Constraints & behaviour

  • Nested .branchParallel() blocks are rejected in the current release to keep the graph simple.
  • Human steps are not allowed inside branches. Use .branchParallel() to orchestrate automatic work, then chain a human step afterwards if needed.
  • Branches cannot mutate the workflow runtime context; any stepRuntime.updateCtx() call from a branch throws. Emit events or return outputs instead.
  • Each branch emits the standard step:* events and snapshots decorated with parallelGroupId / parallelBranchId. This makes watchers, telemetry traces, and history dumps easy to filter.

Observability tips

  • run.watch() will surface step:start, step:success, step:error, and step:branch events tagged with the parallel identifiers so you can chart branch-level timings.
  • OpenTelemetry spans inherit the same attributes: ai_kit.workflow.step.parallel_group_id and ai_kit.workflow.step.parallel_branch_id.
  • When using "wait-all", inspect the parallelErrors array on the thrown error to list failing branches and bubble up richer status reports.

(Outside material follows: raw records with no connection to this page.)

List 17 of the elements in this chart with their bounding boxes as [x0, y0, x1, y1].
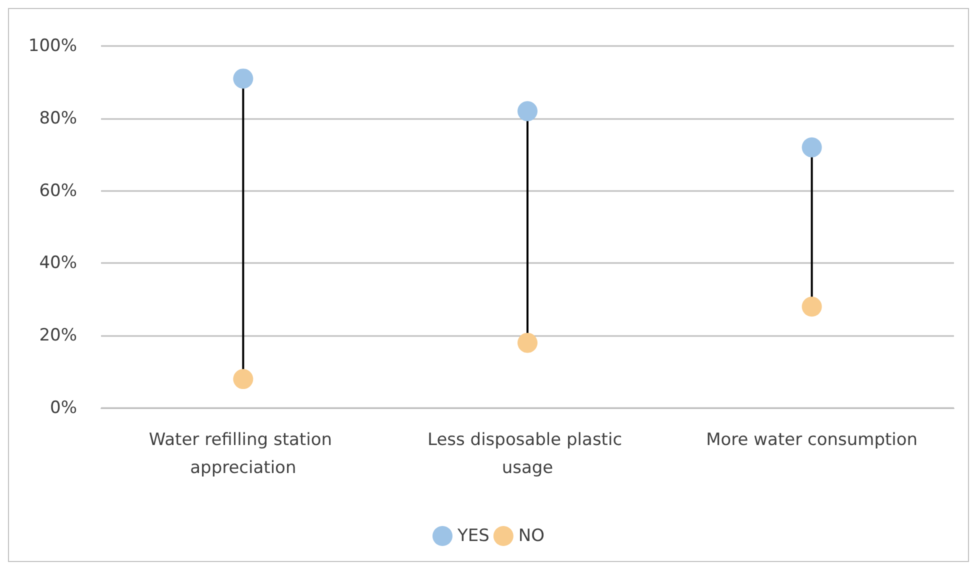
legend-label: NO [518, 526, 545, 546]
point [802, 296, 822, 317]
x-tick-label: Less disposable plastic usage [428, 430, 628, 478]
y-tick-label: 80% [39, 108, 77, 128]
y-tick-label: 100% [28, 36, 77, 56]
y-tick-label: 20% [39, 326, 77, 346]
point [233, 369, 254, 390]
x-tick-label: More water consumption [706, 430, 918, 450]
legend-label: YES [456, 526, 490, 546]
y-tick-label: 40% [39, 253, 77, 274]
point [233, 68, 254, 89]
y-tick-label: 60% [39, 180, 77, 201]
point [518, 332, 538, 353]
x-tick-label: Water refilling station appreciation [148, 430, 338, 478]
point [518, 101, 538, 122]
point [802, 137, 822, 158]
y-tick-label: 0% [50, 398, 77, 418]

Relation to createParallelStep

  • createParallelStep is a single step composed of substeps that all consume the same input, ideal for chunk-level analytics or when used inside createForEachStep.
  • .branchParallel() works at the workflow-builder level: each branch can hold full sequences (including other builders like while or conditions), and the block returns a single aggregated value to the next workflow step.
  • Keep using createParallelStep for localised concurrent work, and reach for .branchParallel() when you need to fan out entire sections of your workflow graph.